Onionprobe Troubleshooting

This section documents common problems with Onion Services reported by Onionprobe, and gives hints in how to diagnose and solve them.

What is tested

Onionprobe performs several tests in Onionprobe endpoints, being able to check:

  1. Onion Service descriptor reachability.
  2. Onion Service reachability.
  3. TLS Certificate validity for the Onion Service, but only
    • If TLS/HTTPS is expected for the Onion Service.
    • If the certificate check is enabled (with the --tls_verify option).
  4. HTTP status code for the Onion Service.

For some of these tests, Prometheus alerting rules are available in the default configuration, to be triggered in case of failures.

The meaning of these alerts, along with basic steps to fix problems, are given in the next section.

Prometheus alerts

Onion Service unreachable

This alert means that Onionprobe was unable to connect to the Onion Service.

There are many causes for this alert:

  1. The Onion Service is offline.
  2. There is a problem with the Tor connectivity in the machine Onionprobe runs.
  3. There is a problem with the Onion Service descriptor (details below).

Checking Onion Service reachability

To check whether the service is really offline, try connecting manually from another machine.

Fixing an offline Onion Service

Fixing an offline Onion Service depends on how it's configured. Usually, restarting the service does the job.

Please check the related documentation from the Onion Service tool you're using.

Example: if you're using Onionspray, check it's troubleshooting guide.

Onion Service descriptor unreachable

Onionprobe is unable to fetch the Onion Service descriptor for a given service. This descriptor is a document with directions for connecting to the Onion Service. If the descriptor is unreachable, there's no way a connection to the service can happen.

There are many causes for this alert:

  1. The descriptor might not be available in the Onion Service Descriptor Directory (also called HSDir) when the service is offline or have issues preventing a descriptor upload in the responsible HSDirs.
    • To check whether the service is really offline, try connect manually from another machine (check the section above for details).
  2. Onionprobe itself had trouble to connect to one of the current HSDirs hosting the descriptor, possibly due to a problem in the machine Onionprobe runs or due to temporary unreachability issues with the Tor network. To test that,
    • Check whether the machine were Onionprobe runs is able reach the Tor network.
  3. The HSDir has issues: maybe it's offline, or overloaded, or under Denial of Service (DoS).

Invalid TLS certificate for the Onion Service

This alert means that the Onion Service is listening to TLS connections, but it's offering an invalid certificate.
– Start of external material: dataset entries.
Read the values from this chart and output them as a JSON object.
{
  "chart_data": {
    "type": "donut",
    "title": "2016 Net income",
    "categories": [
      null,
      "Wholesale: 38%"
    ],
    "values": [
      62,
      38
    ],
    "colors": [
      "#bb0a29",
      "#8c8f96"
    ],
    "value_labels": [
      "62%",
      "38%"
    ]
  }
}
The TLS certificate might be invalid in various ways, like:

  1. It's self-signed. Some HTTP Onion Services offer self-signed certs, and while some applications may accept these self-signed certificates for Onion Services without displaying warnings, Onionprobe will complain if the certificate is self-signed and the --tls_verify option is active (which might be the default).
  2. The TLS certificate expired.
  3. It's SubjectAltName does not match the Onion Service address.
  4. It's malformed or don't pass other validation tests done by the TLS library on the client side.
  5. If there's problem in the connection between the Onion Service server and a backend application. This is uncommon, but might happen. Since Onion Services uses peer-to-peer encryption between the client and the service, an invalid TLS certificate usually only means a service misconfiguration. But if the connection between the Onion Service server and the backend application is compromised, there are chances that an invalid certificate means someone (or something) was able to tamper the connection between the Onion Service and the backend.

A fix for this alert involves:

  1. Generating a new TLS certificate for the service. This is the most common fix for this alert.
  2. Double checking the connection between the Onion Service server and the backend application, to make sure that the expected certificate is presented.

Expiring TLS certificate for the Onion Service

This alert is triggered when a TLS certificate offered by an Onion Service will expire in less than a week.

A fix for this alert involves generating a new TLS certificate for the service.

Unexpected HTTP status code

This alert fires when Onionprobe receives an unexpected HTTP status code. By default, Onionprobe expects a HTTP 200 status code, but this can be configured for each path tested on each Onion Service.

An unexpected status code might mean that the application served by the Onion Service is malfunctioning.

Onionprobe not responding

When Prometheus is unable to determine Onionprobe's state, this alert is fired.

Possible causes include:

  • Onionprobe crashed or is not responding.
  • A networking error between the Prometheus server and the Onionprobe instance.

If this alert triggers:

  1. Check if Onionprobe is running.
  2. Check if Onionprobe is serving Prometheus metrics.
  3. Check whether Onionprobe's metrics endpoint is reachable from the Prometheus server.